Cybercrimes are growing at an exponential level. According to eSentire, the cost of cybercrime will increase to $8 trillion in 2023, which is predicted to grow to $11 trillion by 2025.
Threats are becoming quite sophisticated, and traditional measures are no longer effective in preventing ransomware and social engineering attacks. So, there is a need to leverage advanced threat detection methods.
You can’t overlook threat identification because if you do, you will have to pay the high breach cost.
What are the Three Main Detection Types? Explained
Attackers are evolving day by day. They know all about basic detection programs and find a way around them. They create new malware or new version of old malware to create a zero-day for your enterprise. Whether your organization is big or small, you are vulnerable. If you want to detect a threat, you must complete the ecosystem.
Today, when discussing detection, it’s not about what method you employ to spot the vulnerability. But it is based more on which data you use for threat intelligence. There is a need for your team to have 360 visibility into all networks, clouds, and endpoints, so there is no blindspot for finding suspicious activities.
What are the Three Main Detection Types? Let’s Uncover
Here are the three most common methods the IT team uses these days to prevent cyber threats.
Signature-Based DetectionIt is a method in which a signature database is used to pinpoint malware. When a program relies on this technique, it will detect malware through unique identifiers. It could be a specified code of string, hash of known malware, etc.
In simple words, known malware has specific codes, hashes, names of files, etc. The system scans the file and apps and compares them with known malware. If a match occurs, then malware is removed, and it’s how you can stop an attack.
It is a traditional method that is employed in most antivirus programs. This method works like magic when preventing attacks on the network and endpoint.
Thankfully, there are vast libraries that make it easy for threat hunters to cross-reference malware indicators. This technique secures your organization from a known attack.
The biggest issue with this method is that it won’t allow you to spot unknown threats. This method becomes ineffective if an attacker employs a new variation of old malware or polymorphic viruses.
Behavior AnalysisIt is another primary type of threat detection. A program with a behavior analysis tool, such as an EDR, helps you identify abnormal behavior that may or may not be a malicious attack on your endpoint.
This system creates baseline data by continuously looking at the endpoint user activities. For example, it records when users log in, what actions they perform, or what privileges they have. Besides, it will also keep location data stored.
Once an intruder tries to cause a security breach, the system alerts security analysts who compare standard baseline data with nonstandard actions. For example, suppose an endpoint is accessed commonly by its user in New York, and someone tries to access it from Japan.
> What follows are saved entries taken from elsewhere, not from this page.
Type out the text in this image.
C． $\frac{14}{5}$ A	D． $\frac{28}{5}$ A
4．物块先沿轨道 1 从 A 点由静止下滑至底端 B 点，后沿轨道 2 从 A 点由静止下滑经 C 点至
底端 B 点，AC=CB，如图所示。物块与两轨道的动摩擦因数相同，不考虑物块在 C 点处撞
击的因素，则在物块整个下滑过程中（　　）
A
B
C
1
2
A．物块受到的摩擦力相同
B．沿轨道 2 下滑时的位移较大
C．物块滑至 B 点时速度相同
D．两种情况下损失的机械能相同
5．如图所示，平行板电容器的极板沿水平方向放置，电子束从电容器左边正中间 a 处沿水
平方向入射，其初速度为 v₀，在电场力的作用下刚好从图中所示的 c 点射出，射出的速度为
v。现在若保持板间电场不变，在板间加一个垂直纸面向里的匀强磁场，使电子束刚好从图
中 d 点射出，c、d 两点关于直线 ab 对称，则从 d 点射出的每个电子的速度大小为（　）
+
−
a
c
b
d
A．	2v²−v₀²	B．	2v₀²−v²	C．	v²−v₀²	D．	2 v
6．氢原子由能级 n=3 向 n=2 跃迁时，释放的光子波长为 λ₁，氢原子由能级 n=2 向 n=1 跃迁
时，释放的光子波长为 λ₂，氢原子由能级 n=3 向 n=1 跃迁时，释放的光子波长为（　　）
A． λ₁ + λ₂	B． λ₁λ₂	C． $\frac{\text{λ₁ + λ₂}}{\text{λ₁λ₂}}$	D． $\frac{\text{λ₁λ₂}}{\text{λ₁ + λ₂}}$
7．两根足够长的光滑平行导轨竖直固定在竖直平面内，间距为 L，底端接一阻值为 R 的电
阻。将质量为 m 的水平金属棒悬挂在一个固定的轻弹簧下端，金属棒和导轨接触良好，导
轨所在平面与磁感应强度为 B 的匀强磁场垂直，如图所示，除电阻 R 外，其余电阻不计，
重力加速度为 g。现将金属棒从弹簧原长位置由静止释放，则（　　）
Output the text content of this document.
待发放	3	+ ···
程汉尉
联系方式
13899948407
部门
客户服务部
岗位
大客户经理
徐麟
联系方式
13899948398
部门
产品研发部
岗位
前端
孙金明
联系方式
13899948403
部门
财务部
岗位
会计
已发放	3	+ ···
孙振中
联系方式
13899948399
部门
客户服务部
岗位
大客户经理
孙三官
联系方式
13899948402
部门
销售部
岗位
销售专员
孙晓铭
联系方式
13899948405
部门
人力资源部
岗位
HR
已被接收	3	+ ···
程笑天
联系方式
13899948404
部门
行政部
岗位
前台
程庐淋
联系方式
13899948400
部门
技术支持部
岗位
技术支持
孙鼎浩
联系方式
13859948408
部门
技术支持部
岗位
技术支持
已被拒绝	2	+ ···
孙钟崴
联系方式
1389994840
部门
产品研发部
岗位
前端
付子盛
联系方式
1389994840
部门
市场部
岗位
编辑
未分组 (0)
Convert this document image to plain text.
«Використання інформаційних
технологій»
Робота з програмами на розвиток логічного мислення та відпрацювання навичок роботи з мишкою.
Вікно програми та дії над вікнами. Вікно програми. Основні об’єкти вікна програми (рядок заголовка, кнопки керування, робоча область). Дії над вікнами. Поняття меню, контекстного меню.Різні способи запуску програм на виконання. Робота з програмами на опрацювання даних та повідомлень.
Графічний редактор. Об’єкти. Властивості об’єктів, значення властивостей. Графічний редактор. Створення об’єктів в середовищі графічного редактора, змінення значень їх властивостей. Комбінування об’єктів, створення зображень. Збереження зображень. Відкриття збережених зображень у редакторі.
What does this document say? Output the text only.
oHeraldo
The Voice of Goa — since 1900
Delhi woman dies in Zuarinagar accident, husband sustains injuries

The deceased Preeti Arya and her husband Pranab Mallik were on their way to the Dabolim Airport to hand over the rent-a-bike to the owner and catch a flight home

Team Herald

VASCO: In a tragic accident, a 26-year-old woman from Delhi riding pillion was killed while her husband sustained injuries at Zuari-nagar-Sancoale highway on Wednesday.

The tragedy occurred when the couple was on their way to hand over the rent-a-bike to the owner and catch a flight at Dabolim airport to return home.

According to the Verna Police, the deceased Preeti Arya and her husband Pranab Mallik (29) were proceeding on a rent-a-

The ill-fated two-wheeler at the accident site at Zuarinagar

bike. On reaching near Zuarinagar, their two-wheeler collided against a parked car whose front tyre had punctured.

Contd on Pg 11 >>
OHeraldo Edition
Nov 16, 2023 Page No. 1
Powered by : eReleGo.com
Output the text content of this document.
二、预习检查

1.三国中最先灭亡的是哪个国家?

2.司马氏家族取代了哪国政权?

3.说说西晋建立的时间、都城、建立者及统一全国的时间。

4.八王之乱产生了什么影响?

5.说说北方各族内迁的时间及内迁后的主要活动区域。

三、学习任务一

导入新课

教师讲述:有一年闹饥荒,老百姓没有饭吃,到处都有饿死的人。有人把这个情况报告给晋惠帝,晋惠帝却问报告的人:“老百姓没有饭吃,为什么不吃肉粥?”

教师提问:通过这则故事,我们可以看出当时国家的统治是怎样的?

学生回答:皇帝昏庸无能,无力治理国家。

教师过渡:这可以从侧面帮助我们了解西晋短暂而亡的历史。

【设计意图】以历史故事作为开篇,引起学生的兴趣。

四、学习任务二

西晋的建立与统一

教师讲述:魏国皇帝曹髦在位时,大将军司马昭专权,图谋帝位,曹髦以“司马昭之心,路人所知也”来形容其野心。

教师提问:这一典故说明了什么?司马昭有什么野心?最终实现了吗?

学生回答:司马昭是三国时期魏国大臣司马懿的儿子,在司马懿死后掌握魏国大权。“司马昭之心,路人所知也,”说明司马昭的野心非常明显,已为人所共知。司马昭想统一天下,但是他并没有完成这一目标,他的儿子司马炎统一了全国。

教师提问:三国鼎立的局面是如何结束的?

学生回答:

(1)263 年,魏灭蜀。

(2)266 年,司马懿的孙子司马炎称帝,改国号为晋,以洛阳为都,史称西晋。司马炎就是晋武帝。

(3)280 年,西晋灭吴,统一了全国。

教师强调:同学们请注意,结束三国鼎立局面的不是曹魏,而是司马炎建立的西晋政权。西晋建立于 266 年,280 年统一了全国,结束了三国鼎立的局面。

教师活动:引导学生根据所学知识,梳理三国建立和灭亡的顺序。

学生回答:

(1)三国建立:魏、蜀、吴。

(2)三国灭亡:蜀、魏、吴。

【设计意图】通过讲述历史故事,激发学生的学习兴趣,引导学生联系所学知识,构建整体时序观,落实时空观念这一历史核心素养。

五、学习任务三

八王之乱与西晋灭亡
In that case, it’s an unusual activity - given that the user doesn’t travel there or has never visited this location before.
Although it is the most helpful type of detecting threats, it’s still ineffective. It requires your team to create regular baseline updates. User behavior changes constantly, and if a system doesn’t get an update, then information from this program is useless. If you need a program with this method, it should automatically create a complete behavior data baseline.
Machine LearningIt would be best to rely on this detection type to become efficient with your cybersecurity approach. The practice leverages extensive structured data from the network to identify services, cloud, and endpoints. ML-based programs supervise all the data and offer visibility to your security analysis.
For example, an EDR is based on a machine-learning technique. It allows your team to monitor all endpoints and keep their activity data stored continuously. It offers insight into a host endpoint and lets them perform analysis of datasets.
This method alone doesn’t work great but offers insight, but when it comes to prioritizing alerts and getting to know a threat, you need context and data from other programs such as SIEM.
If your security program is based on machine learning, it should offer an easy-to-understand mathematical output so an analyst can consume it. In other words, data and information from the tool should be used for further investigation.
What are the Three main detection types? Key Takeaway
Cyber threats are rising exponentially, and if you want to prevent sophisticated attacks such as ransomware on your organization, you should understand all three main detection types. Signature-based type helps deal with known threats, and you can easily spot unknown attacks through Machine learning and behavior analysis technique-based programs such as XcitiumEDR.